Thursday, December 6, 2007

BEST OF: Silly season clean-up

When I get to the stage where I really enjoy seeing a used-car commercial on TV, then the election “silly” season has been too long.

From the nearly universal grousing I’m hearing from the electorate, I assume I’m not alone in being fed up.

Now, I’m a dedicated voter. I’ve never missed an election since I was old enough to cast ballots (back in the dark ages when we voted with quill and ink, no doubt).

Yes, I have my preferences. I can be as passionate about given causes as anybody else. But I don’t need 18 months to make my decisions, especially when so much of that time is dominated by hammer-and-tongs charges, counter charges and enough “spin” to make the earth start turning backwards.

This pre-voting process is a circus, and I leave it to you who I think the clowns are.

It’s the unintended consequences of all this that worry me the most. Sure, some voters will get disgusted with this candidate or that ballot measure, and that’s fine. But some people — especially the thousands of recently registered first-time voters — will be so revolted by the election season’s endurance mud bath that they’ll give up on the whole process.

That’s not fine. In fact, it’s not acceptable.

I want to tell the candidates “don’t tell me what’s wrong with your opponents. I’m not dumb. I can figure that out for myself. Just tell me what’s right with you and what you can do that nobody else can or will do.”

Faced with another weekend of non-stop political negativity, we tuned out.
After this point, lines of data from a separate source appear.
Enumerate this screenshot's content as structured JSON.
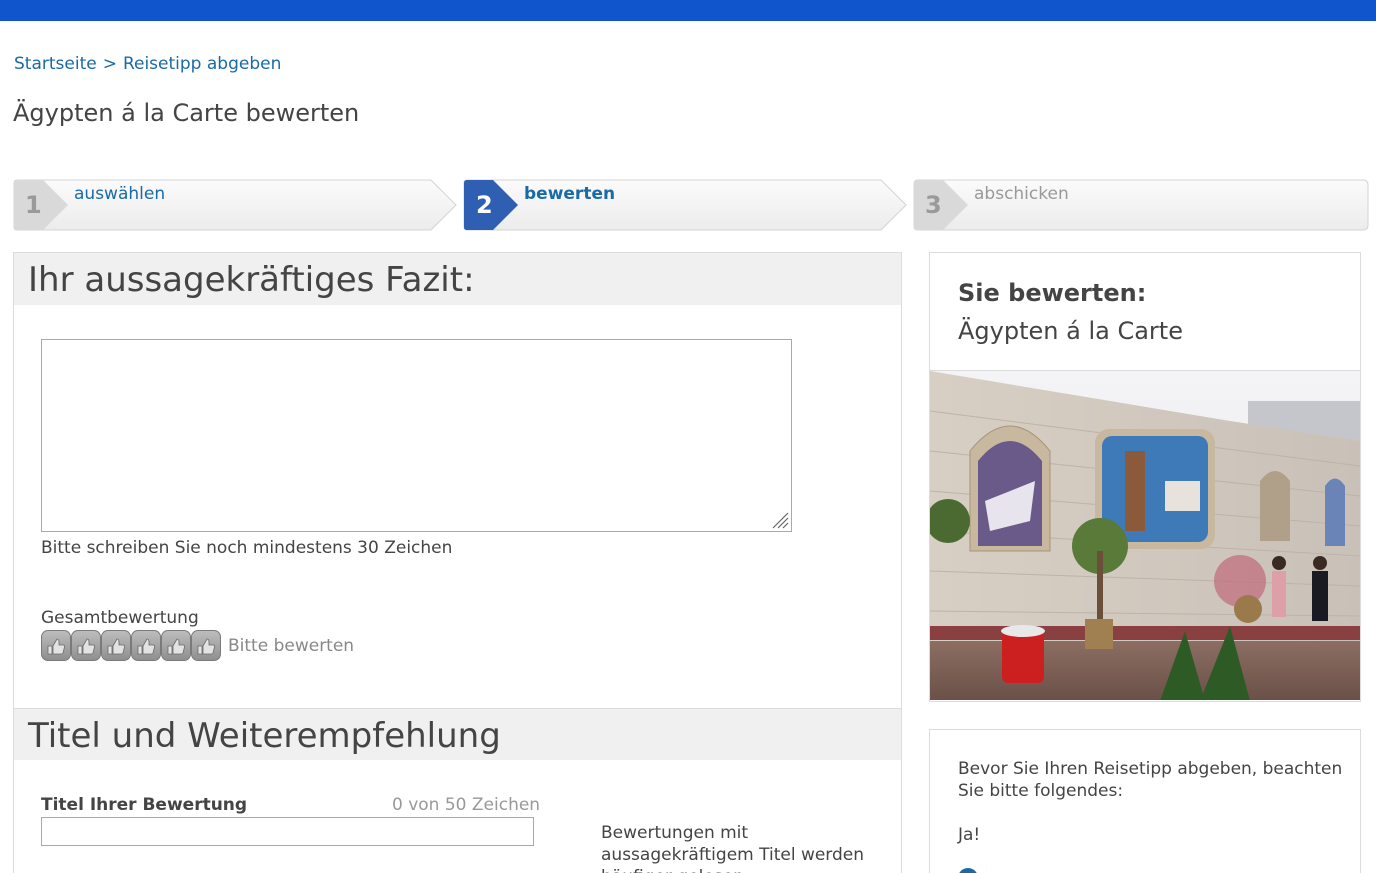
{
  "breadcrumb": {
    "home": "Startseite",
    "separator": ">",
    "current": "Reisetipp abgeben"
  },
  "page_title": "Ägypten á la Carte bewerten",
  "steps": [
    {
      "number": "1",
      "label": "auswählen",
      "state": "done"
    },
    {
      "number": "2",
      "label": "bewerten",
      "state": "active"
    },
    {
      "number": "3",
      "label": "abschicken",
      "state": "upcoming"
    }
  ],
  "fazit": {
    "heading": "Ihr aussagekräftiges Fazit:",
    "value": "",
    "hint": "Bitte schreiben Sie noch mindestens 30 Zeichen"
  },
  "rating": {
    "label": "Gesamtbewertung",
    "thumb_count": 6,
    "value": 0,
    "prompt": "Bitte bewerten"
  },
  "title_section": {
    "heading": "Titel und Weiterempfehlung",
    "label": "Titel Ihrer Bewertung",
    "char_count": "0 von 50 Zeichen",
    "value": "",
    "note": "Bewertungen mit aussagekräftigem Titel werden häufiger gelesen"
  },
  "sidebar": {
    "rating_heading": "Sie bewerten:",
    "rating_item": "Ägypten á la Carte",
    "notice_text": "Bevor Sie Ihren Reisetipp abgeben, beachten Sie bitte folgendes:",
    "notice_yes": "Ja!"
  },
  "colors": {
    "topbar": "#1155cc",
    "link": "#1a6aa8",
    "active_step": "#2f5fb3",
    "section_header_bg": "#f0f0f0"
  }
}
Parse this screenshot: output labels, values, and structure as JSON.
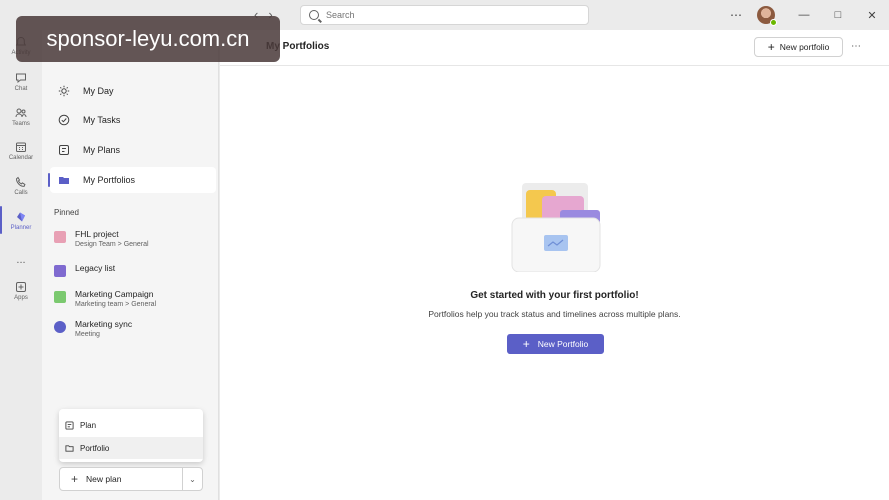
{
  "search": {
    "placeholder": "Search"
  },
  "rail": {
    "items": [
      {
        "label": "Activity",
        "icon": "bell-icon"
      },
      {
        "label": "Chat",
        "icon": "chat-icon"
      },
      {
        "label": "Teams",
        "icon": "teams-icon"
      },
      {
        "label": "Calendar",
        "icon": "calendar-icon"
      },
      {
        "label": "Calls",
        "icon": "phone-icon"
      },
      {
        "label": "Planner",
        "icon": "planner-icon"
      },
      {
        "label": "Apps",
        "icon": "apps-icon"
      }
    ],
    "more": "..."
  },
  "sidebar": {
    "nav": [
      {
        "label": "My Day",
        "icon": "sun-icon"
      },
      {
        "label": "My Tasks",
        "icon": "task-icon"
      },
      {
        "label": "My Plans",
        "icon": "plans-icon"
      },
      {
        "label": "My Portfolios",
        "icon": "portfolio-icon"
      }
    ],
    "pinned_header": "Pinned",
    "pinned": [
      {
        "title": "FHL project",
        "subtitle": "Design Team > General",
        "color": "#e8a0b4"
      },
      {
        "title": "Legacy list",
        "subtitle": "",
        "color": "#7f6ad0"
      },
      {
        "title": "Marketing Campaign",
        "subtitle": "Marketing team > General",
        "color": "#7bc96f"
      },
      {
        "title": "Marketing sync",
        "subtitle": "Meeting",
        "color": "#5b5fc7"
      }
    ],
    "create_menu": [
      {
        "label": "Plan",
        "icon": "plan-icon"
      },
      {
        "label": "Portfolio",
        "icon": "folder-icon"
      }
    ],
    "new_plan_label": "New plan"
  },
  "main": {
    "title": "My Portfolios",
    "header_button": "New portfolio",
    "empty_title": "Get started with your first portfolio!",
    "empty_subtitle": "Portfolios help you track status and timelines across multiple plans.",
    "cta_label": "New Portfolio"
  },
  "watermark": "sponsor-leyu.com.cn",
  "colors": {
    "accent": "#5b5fc7",
    "background": "#ebebeb",
    "panel": "#f5f5f5"
  }
}
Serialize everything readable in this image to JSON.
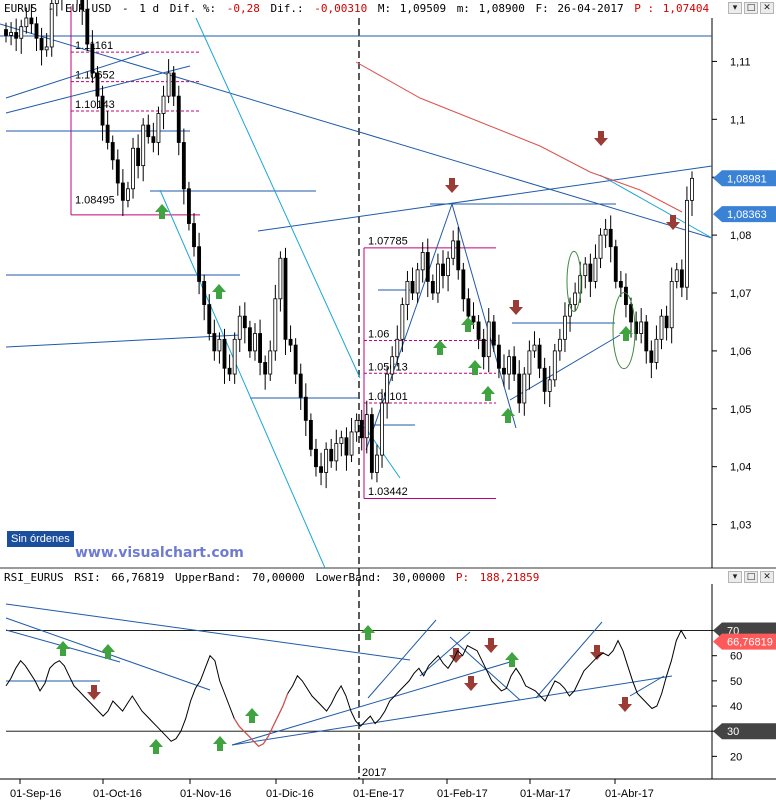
{
  "main_header": {
    "symbol": "EURUS",
    "pair": "EUR-USD",
    "timeframe": "1 d",
    "dif_pct_label": "Dif. %:",
    "dif_pct_value": "-0,28",
    "dif_label": "Dif.:",
    "dif_value": "-0,00310",
    "max_label": "M:",
    "max_value": "1,09509",
    "min_label": "m:",
    "min_value": "1,08900",
    "date_label": "F:",
    "date_value": "26-04-2017",
    "price_label": "P :",
    "price_value": "1,07404"
  },
  "rsi_header": {
    "name": "RSI_EURUS",
    "rsi_label": "RSI:",
    "rsi_value": "66,76819",
    "upper_label": "UpperBand:",
    "upper_value": "70,00000",
    "lower_label": "LowerBand:",
    "lower_value": "30,00000",
    "p_label": "P:",
    "p_value": "188,21859"
  },
  "window_buttons": [
    "▾",
    "□",
    "✕"
  ],
  "orders_label": "Sin órdenes",
  "watermark": "www.visualchart.com",
  "colors": {
    "bull": "#ffffff",
    "bear": "#000000",
    "trend_line": "#1f5aa8",
    "cyan_line": "#1aa6d9",
    "ma_line": "#d9534f",
    "retracement": "#c0007a",
    "arrow_up": "#3fa33f",
    "arrow_down": "#9b3b35",
    "price_tag": "#3a82d6",
    "rsi_tag": "#ff5a5a",
    "header_red": "#d40000",
    "header_blue": "#0000cc"
  },
  "chart_data": [
    {
      "type": "candlestick",
      "x_tick_labels": [
        "01-Sep-16",
        "01-Oct-16",
        "01-Nov-16",
        "01-Dic-16",
        "01-Ene-17",
        "01-Feb-17",
        "01-Mar-17",
        "01-Abr-17"
      ],
      "year_marker": "2017",
      "y_ticks": [
        "1,11",
        "1,1",
        "1,09",
        "1,08",
        "1,07",
        "1,06",
        "1,05",
        "1,04",
        "1,03"
      ],
      "ylim": [
        1.0225,
        1.1175
      ],
      "price_tags": [
        "1,08981",
        "1,08363"
      ],
      "retracement_labels": {
        "left": [
          "1.11161",
          "1.10652",
          "1.10143",
          "1.08495"
        ],
        "right": [
          "1.07785",
          "1.06",
          "1.05613",
          "1.05101",
          "1.03442"
        ]
      },
      "closes": [
        1.1145,
        1.115,
        1.114,
        1.116,
        1.1175,
        1.1165,
        1.114,
        1.112,
        1.1125,
        1.12,
        1.1215,
        1.123,
        1.1225,
        1.1235,
        1.122,
        1.119,
        1.113,
        1.108,
        1.104,
        1.099,
        1.096,
        1.093,
        1.089,
        1.086,
        1.088,
        1.095,
        1.092,
        1.099,
        1.097,
        1.096,
        1.101,
        1.104,
        1.108,
        1.104,
        1.096,
        1.088,
        1.082,
        1.078,
        1.072,
        1.068,
        1.063,
        1.06,
        1.062,
        1.057,
        1.056,
        1.062,
        1.066,
        1.064,
        1.06,
        1.063,
        1.058,
        1.056,
        1.06,
        1.069,
        1.076,
        1.062,
        1.061,
        1.056,
        1.052,
        1.048,
        1.043,
        1.04,
        1.039,
        1.043,
        1.041,
        1.044,
        1.045,
        1.042,
        1.046,
        1.048,
        1.045,
        1.049,
        1.039,
        1.042,
        1.051,
        1.056,
        1.059,
        1.062,
        1.068,
        1.072,
        1.07,
        1.074,
        1.077,
        1.072,
        1.07,
        1.075,
        1.073,
        1.076,
        1.079,
        1.074,
        1.069,
        1.066,
        1.065,
        1.062,
        1.059,
        1.065,
        1.061,
        1.057,
        1.056,
        1.059,
        1.056,
        1.051,
        1.056,
        1.06,
        1.061,
        1.057,
        1.053,
        1.055,
        1.06,
        1.062,
        1.066,
        1.068,
        1.07,
        1.073,
        1.075,
        1.072,
        1.076,
        1.08,
        1.081,
        1.078,
        1.072,
        1.071,
        1.068,
        1.065,
        1.063,
        1.065,
        1.06,
        1.058,
        1.062,
        1.066,
        1.064,
        1.072,
        1.074,
        1.071,
        1.086,
        1.0898
      ]
    },
    {
      "type": "line",
      "title": "RSI_EURUS",
      "y_ticks": [
        "70",
        "60",
        "50",
        "40",
        "30",
        "20"
      ],
      "bands": [
        70,
        30
      ],
      "value_tags": [
        "70",
        "66,76819",
        "30"
      ],
      "series": [
        {
          "name": "RSI",
          "values": [
            48,
            51,
            55,
            58,
            56,
            53,
            50,
            46,
            49,
            55,
            57,
            58,
            56,
            52,
            48,
            46,
            44,
            42,
            40,
            38,
            36,
            38,
            42,
            40,
            38,
            41,
            44,
            41,
            38,
            36,
            34,
            32,
            30,
            28,
            26,
            27,
            30,
            35,
            42,
            47,
            50,
            55,
            60,
            58,
            50,
            45,
            40,
            35,
            32,
            30,
            28,
            26,
            24,
            25,
            28,
            32,
            36,
            40,
            45,
            48,
            52,
            50,
            47,
            44,
            42,
            40,
            38,
            41,
            45,
            48,
            44,
            38,
            34,
            32,
            34,
            36,
            33,
            35,
            38,
            42,
            44,
            46,
            48,
            50,
            53,
            55,
            52,
            56,
            58,
            60,
            57,
            55,
            58,
            62,
            60,
            64,
            63,
            62,
            58,
            54,
            50,
            48,
            46,
            47,
            52,
            55,
            52,
            48,
            47,
            46,
            44,
            42,
            46,
            50,
            49,
            47,
            44,
            46,
            50,
            54,
            56,
            58,
            60,
            61,
            60,
            62,
            66,
            62,
            56,
            50,
            45,
            43,
            41,
            39,
            40,
            45,
            52,
            58,
            66,
            70,
            66.7
          ]
        }
      ]
    }
  ]
}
Rather than spending our time listening to and reading about the latest week-before-the-vote polls, interviews and ads, we chose one of the optional evils.

We decided we’d really rather spend our Saturday-Sunday doing a once-in-10-years cleaning of our jammed-to-the-rafters, two-story, 40-foot-by-22-foot storage garage. Really we did.

The garage is a big gray building my parents built in 1974 to house their fifth-wheel trailer, the truck it came in on and all the things Mom and Dad wanted to store. Some 30 years later, youngest son Sean decided it was time we relieved ourselves of a lot of “barn stuff.” In the process, we wound up creating minor circus of our own.

In mid-cleanup Saturday, we were faced with a VW-bug-sized stack of pure, unadulterated trash, and a Lincoln Navigator-sized heap of things too good to toss but not good enough to keep and store any more.

The thought of giving a garage sale sounded worse than watching the political news coverage. So, some of it went to Achievement House … on Monday.

In the meantime, the stuff was stacked, piled and tossed in front of the house, and looked absolutely awful.

Caught between a chaotic rock and the decidedly hard place of dragging everything back into the barn for the night and back out again to load into the truck, I grabbed a piece of scrap wood and began lettering.

“If you want it, take it NOW! FREE! The truck will haul it away on Monday.”

In garage-sale-happy Cambria, I’m sure your imagination fills in the blanks of what happened next.

Until dark on that day and dawn-to-dusk on Sunday, most people walking or driving past stopped and picked up a couple of things, at least. Some returned with a bigger vehicle, or with friends. Others said something to the effect of “Sam sent me.”

Several curious Georges peered into the barn, saying, “I’ve always wondered what was in here.” Many wanted to know if we were moving, and if not, then what in tarnation were we doing.

We were amused and amazed by the array of stuff that people seemed so overjoyed to take home …. including fishing lures, doors, rusty tools, a hippie-style crocheted top, an inner tube, a small inflatable boat that just passed the quarter-century mark and 25 pairs of my late mother’s 1970s-era Beachcomber Bills flip-flops (which went to children in Nicaragua, we understand.)

By Sunday night, we were stiff, sore, grubby, grateful for all the help and euphoric over the weekend’s work.

And one of the best parts? We had absolutely no idea what the candidates and pundits had said about the election during the entire weekend.

This column ran Oct. 28, 2004, in The Cambrian. Since then, another political season has gotten into full swing, and with the return of our middle son to the household, we’ve managed to fill up the barn again. Sigh.